The single most important thing about teaching and preaching the gospel of Jesus Christ is to bear clear and pure testimony, said President Boyd K. Packer on June 25.
Speaking at the 2008 Seminar for New Mission Presidents in the Provo Missionary Training Center, President Packer offered counsel and direction to those who will lead some of the Church's vast missionary force currently serving across the globe.
"You are good enough and your testimony is good enough. It will enlarge and be greater," he told the mission presidents and their wives.
President Packer, President of the Quorum of the Twelve, recalled a time years ago when he met a young, disrespectful missionary. The young man had been referred by the Missionary Training Center to President Packer as a member of the Church's Missionary Committee to determine if he should be sent home from his mission.
The young man was a smart aleck and impudent and rude, President Packer thought. He took the young man to lunch.
"There could only be one verdict," President Packer said. "This young man could not go on a mission."
As the pair returned to the Church Office Building, they saw the Missionary Training Center director waiting for them at the top of the stairs.
"I thought, 'When we get up to the top I will have to send him home,' but I thought, 'I can't do that.' About half way up the steps I took hold of this young man and pulled him around so I was looking him right in the eyes. I said, 'You have been disrespectful and impudent and don't deserve much. But there is one thing you have got to know.'
"Then I bore my testimony to him, clear and pure testimony.
"Then I said, 'Now, don't you ever say you don't know or that you haven't been told, because you have been told. I will bear testimony against you at the judgment seat of Christ that you were told.'
"I have never done anything like that before or since."
When President Packer and the missionary got to the top of the stairs, President Packer simply said, "Take him back and try again."
Some months later President Packer heard a report of President Marion G. Romney's weekend visit to Mexico, where he met a missionary who embodied all that is ideal in a missionary. To President Packer's great surprise, it was the missionary he had sent back to the Missionary Training Center.
"And I had learned a lesson. The single most important thing that can be done is to bear testimony to them so that they will know," he said.
President Packer also told the mission presidents and their wives that they have already passed a major test in mortality, by virtue of their being at the conference.
"If the world asked a couple in the prime of their life to go someplace they have never been, speak a language they may or may not know, put their career aside, miss weddings and funerals and grandchildren, would they go?" he said.
"If asked, 'Who could you get to do that?' The answer is probably nobody," he said. "But it is different for you. You were not asked; you were called."
"The Lord," he told the couples, "will watch over you."
President Packer then shared with the congregation a truth taught by the Prophet Joseph Smith: "All beings who have bodies have power over those who have not" (Teachings of the Prophet Joseph Smith, sel. Joseph Fielding Smith (1976), 181).
"The adversary," he said, "only has power over those that permit him to."

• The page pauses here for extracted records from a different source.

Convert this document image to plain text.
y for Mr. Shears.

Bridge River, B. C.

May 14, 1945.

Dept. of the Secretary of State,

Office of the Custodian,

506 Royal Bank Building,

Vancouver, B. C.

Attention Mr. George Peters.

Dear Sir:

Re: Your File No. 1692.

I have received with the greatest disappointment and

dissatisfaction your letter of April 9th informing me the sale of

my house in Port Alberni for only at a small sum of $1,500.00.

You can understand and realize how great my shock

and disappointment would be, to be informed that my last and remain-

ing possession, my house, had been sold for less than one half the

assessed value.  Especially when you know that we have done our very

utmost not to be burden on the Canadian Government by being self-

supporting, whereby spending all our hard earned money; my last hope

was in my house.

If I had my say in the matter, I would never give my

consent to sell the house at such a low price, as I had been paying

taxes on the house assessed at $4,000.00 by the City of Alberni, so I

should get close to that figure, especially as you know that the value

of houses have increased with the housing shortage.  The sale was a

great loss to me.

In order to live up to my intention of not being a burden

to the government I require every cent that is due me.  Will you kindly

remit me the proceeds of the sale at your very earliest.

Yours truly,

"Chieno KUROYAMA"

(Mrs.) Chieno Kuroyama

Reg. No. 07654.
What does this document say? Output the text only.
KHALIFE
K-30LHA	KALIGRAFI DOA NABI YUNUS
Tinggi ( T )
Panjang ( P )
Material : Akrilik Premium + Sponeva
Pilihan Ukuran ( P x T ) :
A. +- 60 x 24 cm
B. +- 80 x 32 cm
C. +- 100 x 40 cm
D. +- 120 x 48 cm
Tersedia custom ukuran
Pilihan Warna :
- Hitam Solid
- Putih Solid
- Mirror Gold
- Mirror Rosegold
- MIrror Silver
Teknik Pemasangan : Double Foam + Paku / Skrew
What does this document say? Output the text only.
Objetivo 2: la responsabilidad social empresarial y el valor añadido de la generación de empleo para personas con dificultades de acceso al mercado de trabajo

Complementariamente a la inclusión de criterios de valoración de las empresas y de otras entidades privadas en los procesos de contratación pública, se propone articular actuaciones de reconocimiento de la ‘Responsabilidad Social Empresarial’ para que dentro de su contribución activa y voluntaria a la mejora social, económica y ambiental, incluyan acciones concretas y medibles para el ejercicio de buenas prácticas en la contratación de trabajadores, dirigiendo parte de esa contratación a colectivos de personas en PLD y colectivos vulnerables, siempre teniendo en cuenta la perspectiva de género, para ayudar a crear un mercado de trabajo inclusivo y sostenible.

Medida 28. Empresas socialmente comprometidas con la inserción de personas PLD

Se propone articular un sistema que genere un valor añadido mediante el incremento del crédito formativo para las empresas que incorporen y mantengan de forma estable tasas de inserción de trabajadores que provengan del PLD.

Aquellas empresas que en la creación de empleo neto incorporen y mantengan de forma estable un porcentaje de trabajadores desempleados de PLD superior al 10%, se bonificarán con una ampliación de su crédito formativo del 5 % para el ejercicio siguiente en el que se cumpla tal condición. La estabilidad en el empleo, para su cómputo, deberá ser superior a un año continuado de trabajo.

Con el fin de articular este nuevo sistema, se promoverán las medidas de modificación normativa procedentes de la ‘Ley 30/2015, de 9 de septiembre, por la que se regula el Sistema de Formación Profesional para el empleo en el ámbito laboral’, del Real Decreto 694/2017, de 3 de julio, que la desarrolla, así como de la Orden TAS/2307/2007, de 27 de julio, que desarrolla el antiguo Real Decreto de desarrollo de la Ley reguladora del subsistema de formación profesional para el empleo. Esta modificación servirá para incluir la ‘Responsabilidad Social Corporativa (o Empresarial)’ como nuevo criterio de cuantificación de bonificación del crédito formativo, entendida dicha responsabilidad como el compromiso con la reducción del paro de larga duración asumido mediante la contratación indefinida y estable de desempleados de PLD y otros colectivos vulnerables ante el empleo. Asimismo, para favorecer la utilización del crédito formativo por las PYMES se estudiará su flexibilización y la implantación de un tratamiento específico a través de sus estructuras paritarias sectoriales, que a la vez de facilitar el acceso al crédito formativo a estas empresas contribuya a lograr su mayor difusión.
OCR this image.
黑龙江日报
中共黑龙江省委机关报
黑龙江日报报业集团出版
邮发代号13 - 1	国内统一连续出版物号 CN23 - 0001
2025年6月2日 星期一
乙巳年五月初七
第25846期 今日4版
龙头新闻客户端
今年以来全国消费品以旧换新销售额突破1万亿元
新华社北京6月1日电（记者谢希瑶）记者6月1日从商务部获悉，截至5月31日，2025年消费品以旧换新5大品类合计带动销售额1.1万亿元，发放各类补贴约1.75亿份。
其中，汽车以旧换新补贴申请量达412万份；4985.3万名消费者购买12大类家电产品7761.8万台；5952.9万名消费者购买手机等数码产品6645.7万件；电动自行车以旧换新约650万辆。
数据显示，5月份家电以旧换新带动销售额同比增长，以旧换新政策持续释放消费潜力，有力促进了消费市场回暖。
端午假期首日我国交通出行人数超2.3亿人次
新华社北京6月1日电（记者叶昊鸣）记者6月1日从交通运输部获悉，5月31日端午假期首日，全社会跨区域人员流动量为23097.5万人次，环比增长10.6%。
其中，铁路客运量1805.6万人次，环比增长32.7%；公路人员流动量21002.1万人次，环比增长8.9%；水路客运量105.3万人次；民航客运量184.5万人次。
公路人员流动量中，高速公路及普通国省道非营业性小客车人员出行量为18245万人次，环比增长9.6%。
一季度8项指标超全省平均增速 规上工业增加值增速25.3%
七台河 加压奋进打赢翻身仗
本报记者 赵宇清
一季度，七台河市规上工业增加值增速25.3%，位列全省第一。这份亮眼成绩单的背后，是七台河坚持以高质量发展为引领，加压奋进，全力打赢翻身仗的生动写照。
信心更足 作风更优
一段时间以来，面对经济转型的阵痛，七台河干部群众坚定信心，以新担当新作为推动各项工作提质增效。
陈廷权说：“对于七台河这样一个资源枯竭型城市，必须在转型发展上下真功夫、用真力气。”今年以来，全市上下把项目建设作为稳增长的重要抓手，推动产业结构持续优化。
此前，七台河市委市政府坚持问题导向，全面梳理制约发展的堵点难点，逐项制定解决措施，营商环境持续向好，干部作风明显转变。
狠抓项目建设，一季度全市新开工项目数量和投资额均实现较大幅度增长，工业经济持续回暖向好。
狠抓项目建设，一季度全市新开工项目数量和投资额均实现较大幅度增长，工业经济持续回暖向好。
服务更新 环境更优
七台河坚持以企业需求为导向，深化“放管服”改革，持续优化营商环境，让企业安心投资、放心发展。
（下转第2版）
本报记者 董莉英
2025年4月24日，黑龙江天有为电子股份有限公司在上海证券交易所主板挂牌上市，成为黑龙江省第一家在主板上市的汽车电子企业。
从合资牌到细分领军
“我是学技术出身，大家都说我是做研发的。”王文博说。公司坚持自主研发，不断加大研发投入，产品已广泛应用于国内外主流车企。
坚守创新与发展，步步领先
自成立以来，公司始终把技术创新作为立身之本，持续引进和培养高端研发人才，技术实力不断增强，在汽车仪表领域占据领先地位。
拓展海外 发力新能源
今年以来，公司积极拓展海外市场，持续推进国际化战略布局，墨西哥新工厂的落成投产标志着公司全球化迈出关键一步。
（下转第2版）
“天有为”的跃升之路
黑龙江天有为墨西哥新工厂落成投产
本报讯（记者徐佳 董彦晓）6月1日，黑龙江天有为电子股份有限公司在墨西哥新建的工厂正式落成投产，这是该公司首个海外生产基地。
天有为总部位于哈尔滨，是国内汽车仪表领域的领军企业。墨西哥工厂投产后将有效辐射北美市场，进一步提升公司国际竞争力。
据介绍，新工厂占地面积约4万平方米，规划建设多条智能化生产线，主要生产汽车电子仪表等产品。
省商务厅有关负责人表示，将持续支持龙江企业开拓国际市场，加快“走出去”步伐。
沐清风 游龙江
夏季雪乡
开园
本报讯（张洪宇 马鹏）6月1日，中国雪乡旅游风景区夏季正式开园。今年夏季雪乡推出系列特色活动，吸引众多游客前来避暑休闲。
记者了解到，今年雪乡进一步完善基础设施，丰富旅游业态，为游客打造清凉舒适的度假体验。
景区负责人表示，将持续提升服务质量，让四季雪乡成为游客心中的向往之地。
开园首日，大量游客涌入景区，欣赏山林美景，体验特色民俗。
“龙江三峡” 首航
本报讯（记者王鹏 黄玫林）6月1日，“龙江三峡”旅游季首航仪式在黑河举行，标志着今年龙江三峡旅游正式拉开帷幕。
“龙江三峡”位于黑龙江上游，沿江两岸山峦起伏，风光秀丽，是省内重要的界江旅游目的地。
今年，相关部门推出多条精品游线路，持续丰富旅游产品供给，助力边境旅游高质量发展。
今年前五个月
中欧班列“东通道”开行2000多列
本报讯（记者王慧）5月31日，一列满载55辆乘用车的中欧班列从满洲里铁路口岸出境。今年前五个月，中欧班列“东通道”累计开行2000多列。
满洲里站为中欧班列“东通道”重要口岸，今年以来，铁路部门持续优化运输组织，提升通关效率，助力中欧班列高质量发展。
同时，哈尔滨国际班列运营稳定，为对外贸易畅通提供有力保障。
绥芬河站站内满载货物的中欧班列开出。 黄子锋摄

"There are things that are ensnared within our lives and it seems so hopeless, but remember: 'Men,' the Book of Mormon says, 'are instructed sufficiently that they know good from evil"' (2 Nephi 2:5).
President Packer said he has learned that "nobody is worthless. Nobody in mortality is totally lost."
"So," he explained, "you are on the winning team."
"Now, unfortunately, the scoreboard will always be in the other direction. You will close each inning with them having more numbers on the scoreboard than you do. But you know that ultimately you are on the winning team. The missionaries need to know that. 'All beings who have bodies have power over those who have not.' The devil has no power over us."